The "No Free Lunch" theorem states that for any algorithm, elevated performance over one class of problems is offset by its performance over another. Stated differently, no algorithm works for everything. Instead, designing effective algorithms often means exploiting prior knowledge of data relationships specific to a given problem. This "unreasonable efficacy" is especially desirable for complex and seemingly intractable problems in the natural sciences. One such area that is rife with the need for better algorithms is cancer biology-a field where relatively few insights are being generated from relatively large amounts of data. In part, this is due to the inability of mere statistics to reflect cancer as a genetic evolutionary process-one that involves cells actively mutating in order to navigate host barriers, outcompete neighboring cells, and expand spatially. Our work is built upon the central proposition that the Markov Decision Process (MDP) can better represent the process by which cancer arises and progresses. More specifically, by encoding a cancer cell's complex behavior as a MDP, we seek to model the series of genetic changes, or evolutionary trajectory, that leads to cancer as an optimal decision process. We posit that using an Inverse Reinforcement Learning (IRL) approach will enable us to reverse engineer an optimal policy and reward function based on a set of expert demonstrations extracted from the DNA of patient tumors.

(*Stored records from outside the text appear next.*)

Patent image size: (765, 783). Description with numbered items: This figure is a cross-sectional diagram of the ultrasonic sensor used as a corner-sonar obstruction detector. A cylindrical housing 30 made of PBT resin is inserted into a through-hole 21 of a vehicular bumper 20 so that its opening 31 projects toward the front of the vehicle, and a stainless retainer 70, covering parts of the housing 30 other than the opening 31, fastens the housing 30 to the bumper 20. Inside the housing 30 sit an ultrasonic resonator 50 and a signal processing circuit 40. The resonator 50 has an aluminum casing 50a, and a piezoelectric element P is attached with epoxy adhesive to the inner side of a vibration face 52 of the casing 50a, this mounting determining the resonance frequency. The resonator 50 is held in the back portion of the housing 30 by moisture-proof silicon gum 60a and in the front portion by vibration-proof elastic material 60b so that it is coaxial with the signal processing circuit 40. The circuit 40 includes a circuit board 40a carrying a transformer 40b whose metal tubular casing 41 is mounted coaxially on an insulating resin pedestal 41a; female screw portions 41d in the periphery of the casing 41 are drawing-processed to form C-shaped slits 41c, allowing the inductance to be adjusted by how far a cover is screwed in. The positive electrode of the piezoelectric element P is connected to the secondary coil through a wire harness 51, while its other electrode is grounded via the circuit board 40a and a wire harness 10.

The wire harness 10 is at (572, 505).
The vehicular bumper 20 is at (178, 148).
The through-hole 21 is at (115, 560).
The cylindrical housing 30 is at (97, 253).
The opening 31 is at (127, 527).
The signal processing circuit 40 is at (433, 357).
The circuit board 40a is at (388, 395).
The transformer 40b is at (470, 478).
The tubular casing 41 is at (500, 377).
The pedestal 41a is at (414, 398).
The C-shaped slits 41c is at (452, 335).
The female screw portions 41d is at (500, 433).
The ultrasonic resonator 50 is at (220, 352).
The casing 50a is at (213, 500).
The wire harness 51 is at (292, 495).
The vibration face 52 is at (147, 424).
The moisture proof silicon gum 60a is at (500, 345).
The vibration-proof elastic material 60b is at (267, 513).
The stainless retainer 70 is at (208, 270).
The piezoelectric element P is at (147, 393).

The inferred reward function and optimal policy can subsequently be used to extrapolate the evolutionary trajectory of any tumor. Here, we introduce a Bayesian nonparametric IRL model (PUR-IRL) where the number of reward functions is a priori unbounded in order to account for uncertainty in cancer data, i.e., the existence of latent trajectories and non-uniform sampling. We show that PUR-IRL is "unreasonably effective" in gaining interpretable and intuitive insights about cancer progression from high-dimensional genome data.